Swift init(context: AnyObject?) // context from pushing controller or nil

reveals the possibility of supplying an arbitrary object (referred to as the context across all APIs) to an instance of an interface controller, streamlining and standardizing data transfer between interface controllers. The caveat is that the object lacks a generic type and is instead an opaque AnyObject, necessitating downcasting to the expected type within the initializer of the receiving interface controller. This is likely a trade-off made to maintain compatibility with Objective-C.

The interface controller life cycle is streamlined compared to its view controller counterpart, consisting of only three transitions:

  • init: Triggered during object instantiation.
  • willActivate: Called immediately before content is displayed.
  • didDeactivate: Invoked immediately after the interface is hidden.

Beyond content presentation, the interface controller also handles:

  • User interaction management.
  • Contextual menu management.
  • Handoff activity coordination.
  • Notification response.

Is Apple WatchKit Ready?

Given its limitations, the WatchKit might come across as a work in progress, and rightfully so. It lacks native watch application support, not to mention the absence of an actual watch device in the market, leaving developers unable to test their apps comprehensively and experience firsthand how they perform.

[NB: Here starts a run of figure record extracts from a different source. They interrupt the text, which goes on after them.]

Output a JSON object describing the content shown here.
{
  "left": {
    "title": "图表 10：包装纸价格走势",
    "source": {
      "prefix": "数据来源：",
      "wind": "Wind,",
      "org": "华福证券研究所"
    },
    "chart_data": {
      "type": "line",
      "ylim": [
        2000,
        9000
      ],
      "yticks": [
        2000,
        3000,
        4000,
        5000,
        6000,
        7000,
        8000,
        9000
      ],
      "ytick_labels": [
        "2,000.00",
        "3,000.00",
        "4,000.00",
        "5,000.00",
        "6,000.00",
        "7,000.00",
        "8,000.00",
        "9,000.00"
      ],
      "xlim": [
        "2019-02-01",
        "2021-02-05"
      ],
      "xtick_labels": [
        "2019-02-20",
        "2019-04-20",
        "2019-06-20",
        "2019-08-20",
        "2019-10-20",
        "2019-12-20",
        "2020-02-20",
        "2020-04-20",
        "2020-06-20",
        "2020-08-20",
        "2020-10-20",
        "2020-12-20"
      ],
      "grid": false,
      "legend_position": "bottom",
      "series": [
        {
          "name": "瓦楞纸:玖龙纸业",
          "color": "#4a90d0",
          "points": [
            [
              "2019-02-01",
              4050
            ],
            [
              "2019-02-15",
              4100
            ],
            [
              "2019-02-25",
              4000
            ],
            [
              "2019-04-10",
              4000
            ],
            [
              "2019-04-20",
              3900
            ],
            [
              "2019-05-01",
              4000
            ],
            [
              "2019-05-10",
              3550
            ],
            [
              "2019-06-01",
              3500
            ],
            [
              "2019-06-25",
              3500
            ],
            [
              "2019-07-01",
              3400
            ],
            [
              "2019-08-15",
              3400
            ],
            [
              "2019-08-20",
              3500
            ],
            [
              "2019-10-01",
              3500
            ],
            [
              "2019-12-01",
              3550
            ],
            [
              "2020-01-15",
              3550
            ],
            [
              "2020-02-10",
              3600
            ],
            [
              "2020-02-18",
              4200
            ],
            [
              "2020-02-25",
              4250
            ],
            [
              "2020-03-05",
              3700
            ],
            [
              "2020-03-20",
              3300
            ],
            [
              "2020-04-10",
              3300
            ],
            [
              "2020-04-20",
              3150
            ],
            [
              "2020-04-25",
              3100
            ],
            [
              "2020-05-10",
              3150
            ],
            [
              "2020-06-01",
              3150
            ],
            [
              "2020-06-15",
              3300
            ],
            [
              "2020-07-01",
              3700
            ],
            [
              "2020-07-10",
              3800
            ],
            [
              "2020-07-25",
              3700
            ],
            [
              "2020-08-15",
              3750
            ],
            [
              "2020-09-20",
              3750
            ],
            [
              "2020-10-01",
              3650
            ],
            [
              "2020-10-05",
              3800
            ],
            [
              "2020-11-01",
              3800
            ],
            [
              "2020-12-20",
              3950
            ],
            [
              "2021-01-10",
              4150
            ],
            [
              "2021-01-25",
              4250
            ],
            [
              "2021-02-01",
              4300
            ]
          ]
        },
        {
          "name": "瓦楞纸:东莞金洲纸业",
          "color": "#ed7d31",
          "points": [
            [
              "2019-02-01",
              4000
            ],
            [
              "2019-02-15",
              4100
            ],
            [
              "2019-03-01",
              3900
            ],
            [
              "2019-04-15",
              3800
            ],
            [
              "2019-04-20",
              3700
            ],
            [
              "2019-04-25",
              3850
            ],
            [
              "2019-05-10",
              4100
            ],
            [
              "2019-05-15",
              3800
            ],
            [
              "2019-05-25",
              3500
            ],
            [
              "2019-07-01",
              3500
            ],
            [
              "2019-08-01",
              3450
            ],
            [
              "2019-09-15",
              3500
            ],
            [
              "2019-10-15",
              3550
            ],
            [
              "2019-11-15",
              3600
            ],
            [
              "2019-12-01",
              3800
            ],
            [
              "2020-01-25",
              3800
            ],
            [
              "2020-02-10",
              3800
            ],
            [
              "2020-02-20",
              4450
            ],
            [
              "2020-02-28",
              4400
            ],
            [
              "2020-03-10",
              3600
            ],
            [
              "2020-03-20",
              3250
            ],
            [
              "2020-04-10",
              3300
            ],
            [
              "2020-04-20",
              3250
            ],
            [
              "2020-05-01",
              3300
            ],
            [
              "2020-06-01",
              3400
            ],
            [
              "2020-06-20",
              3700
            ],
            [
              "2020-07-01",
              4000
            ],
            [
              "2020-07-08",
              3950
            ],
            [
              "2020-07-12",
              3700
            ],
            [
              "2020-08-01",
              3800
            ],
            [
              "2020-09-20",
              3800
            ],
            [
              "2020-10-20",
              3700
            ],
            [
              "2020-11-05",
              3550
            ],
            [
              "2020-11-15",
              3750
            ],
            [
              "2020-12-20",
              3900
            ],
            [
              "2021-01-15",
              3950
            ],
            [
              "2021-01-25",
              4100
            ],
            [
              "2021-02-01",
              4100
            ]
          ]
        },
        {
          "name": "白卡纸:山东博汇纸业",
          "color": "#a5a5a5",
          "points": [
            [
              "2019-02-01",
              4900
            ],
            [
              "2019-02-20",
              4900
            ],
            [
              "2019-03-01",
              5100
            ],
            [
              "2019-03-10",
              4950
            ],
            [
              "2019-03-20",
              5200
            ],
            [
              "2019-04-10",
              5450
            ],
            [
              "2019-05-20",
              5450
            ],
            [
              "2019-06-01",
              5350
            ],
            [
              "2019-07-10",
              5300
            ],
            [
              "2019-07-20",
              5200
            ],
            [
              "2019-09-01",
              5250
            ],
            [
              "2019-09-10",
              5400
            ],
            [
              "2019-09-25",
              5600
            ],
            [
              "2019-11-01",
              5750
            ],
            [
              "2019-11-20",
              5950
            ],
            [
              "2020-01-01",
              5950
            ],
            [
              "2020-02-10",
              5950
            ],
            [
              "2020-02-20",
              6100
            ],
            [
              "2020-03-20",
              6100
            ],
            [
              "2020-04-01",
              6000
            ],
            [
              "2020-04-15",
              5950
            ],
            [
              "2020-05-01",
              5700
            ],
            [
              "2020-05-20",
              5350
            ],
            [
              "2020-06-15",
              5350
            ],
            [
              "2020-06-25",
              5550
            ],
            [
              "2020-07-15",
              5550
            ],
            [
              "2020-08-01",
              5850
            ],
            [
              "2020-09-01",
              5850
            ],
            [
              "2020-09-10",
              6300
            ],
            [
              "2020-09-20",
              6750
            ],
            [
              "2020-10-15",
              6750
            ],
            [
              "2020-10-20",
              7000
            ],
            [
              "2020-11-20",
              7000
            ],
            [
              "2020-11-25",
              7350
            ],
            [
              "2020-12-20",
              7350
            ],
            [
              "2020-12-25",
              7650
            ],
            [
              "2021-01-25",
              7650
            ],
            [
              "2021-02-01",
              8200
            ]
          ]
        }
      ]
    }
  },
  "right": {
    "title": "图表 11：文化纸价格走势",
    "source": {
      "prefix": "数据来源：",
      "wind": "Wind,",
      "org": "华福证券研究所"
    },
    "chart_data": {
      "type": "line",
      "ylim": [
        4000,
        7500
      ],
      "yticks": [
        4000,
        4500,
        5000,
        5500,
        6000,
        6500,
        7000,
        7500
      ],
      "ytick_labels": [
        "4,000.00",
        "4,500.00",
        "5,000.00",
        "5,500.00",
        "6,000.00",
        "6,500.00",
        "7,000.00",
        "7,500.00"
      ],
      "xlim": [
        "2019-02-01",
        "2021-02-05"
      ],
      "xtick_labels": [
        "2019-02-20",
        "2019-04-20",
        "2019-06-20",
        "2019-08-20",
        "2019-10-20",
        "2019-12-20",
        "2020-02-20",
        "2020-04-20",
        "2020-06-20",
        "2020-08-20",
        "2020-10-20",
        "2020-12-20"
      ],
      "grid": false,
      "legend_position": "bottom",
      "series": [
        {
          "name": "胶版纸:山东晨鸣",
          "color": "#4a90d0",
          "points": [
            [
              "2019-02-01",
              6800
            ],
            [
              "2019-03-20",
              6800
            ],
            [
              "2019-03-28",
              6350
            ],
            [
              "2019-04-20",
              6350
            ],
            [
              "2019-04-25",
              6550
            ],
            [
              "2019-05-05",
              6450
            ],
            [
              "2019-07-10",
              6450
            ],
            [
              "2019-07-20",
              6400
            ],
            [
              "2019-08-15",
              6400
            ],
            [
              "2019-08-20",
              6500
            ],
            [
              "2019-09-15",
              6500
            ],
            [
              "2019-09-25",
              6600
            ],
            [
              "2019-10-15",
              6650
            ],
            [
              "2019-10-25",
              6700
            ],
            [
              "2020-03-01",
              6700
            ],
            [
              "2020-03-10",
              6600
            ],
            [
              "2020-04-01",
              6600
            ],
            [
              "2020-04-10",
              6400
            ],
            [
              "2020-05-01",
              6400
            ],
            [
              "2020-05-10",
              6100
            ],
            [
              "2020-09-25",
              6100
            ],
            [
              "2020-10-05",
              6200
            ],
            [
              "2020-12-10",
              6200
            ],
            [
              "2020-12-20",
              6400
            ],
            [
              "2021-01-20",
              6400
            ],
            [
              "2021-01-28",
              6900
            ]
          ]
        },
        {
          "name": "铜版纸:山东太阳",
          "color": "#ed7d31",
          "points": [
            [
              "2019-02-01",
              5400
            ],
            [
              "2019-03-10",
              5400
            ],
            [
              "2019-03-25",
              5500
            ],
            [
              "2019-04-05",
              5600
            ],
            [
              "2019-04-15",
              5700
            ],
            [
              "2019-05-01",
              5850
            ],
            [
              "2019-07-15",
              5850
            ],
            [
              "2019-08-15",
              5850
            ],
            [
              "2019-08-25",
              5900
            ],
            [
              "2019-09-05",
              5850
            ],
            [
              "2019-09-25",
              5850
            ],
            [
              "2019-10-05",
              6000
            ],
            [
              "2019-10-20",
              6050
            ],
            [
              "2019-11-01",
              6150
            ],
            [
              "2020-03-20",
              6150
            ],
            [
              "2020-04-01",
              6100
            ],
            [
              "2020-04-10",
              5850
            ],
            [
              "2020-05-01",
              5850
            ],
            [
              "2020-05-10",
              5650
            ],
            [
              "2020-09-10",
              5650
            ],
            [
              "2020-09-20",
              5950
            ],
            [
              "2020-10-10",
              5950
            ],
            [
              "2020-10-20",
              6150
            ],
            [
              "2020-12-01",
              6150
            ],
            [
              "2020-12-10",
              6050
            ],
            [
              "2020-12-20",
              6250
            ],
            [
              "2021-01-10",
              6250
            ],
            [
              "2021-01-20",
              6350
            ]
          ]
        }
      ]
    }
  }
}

While a simulator exists, it’s not an independent entity but rather an extension of the iOS simulator (accessible via Hardware -> External Displays). However, simulators can never fully replace real devices. They are valuable tools for development and debugging but ultimately insufficient for a complete understanding of an app’s behavior.

The WatchKit, in its current form, represents a preview, a beta version, a taste of what’s to come. It’s expected to mature with each iteration. This initial release provides iOS developers with a starting point—an opportunity to experiment and maximize its potential.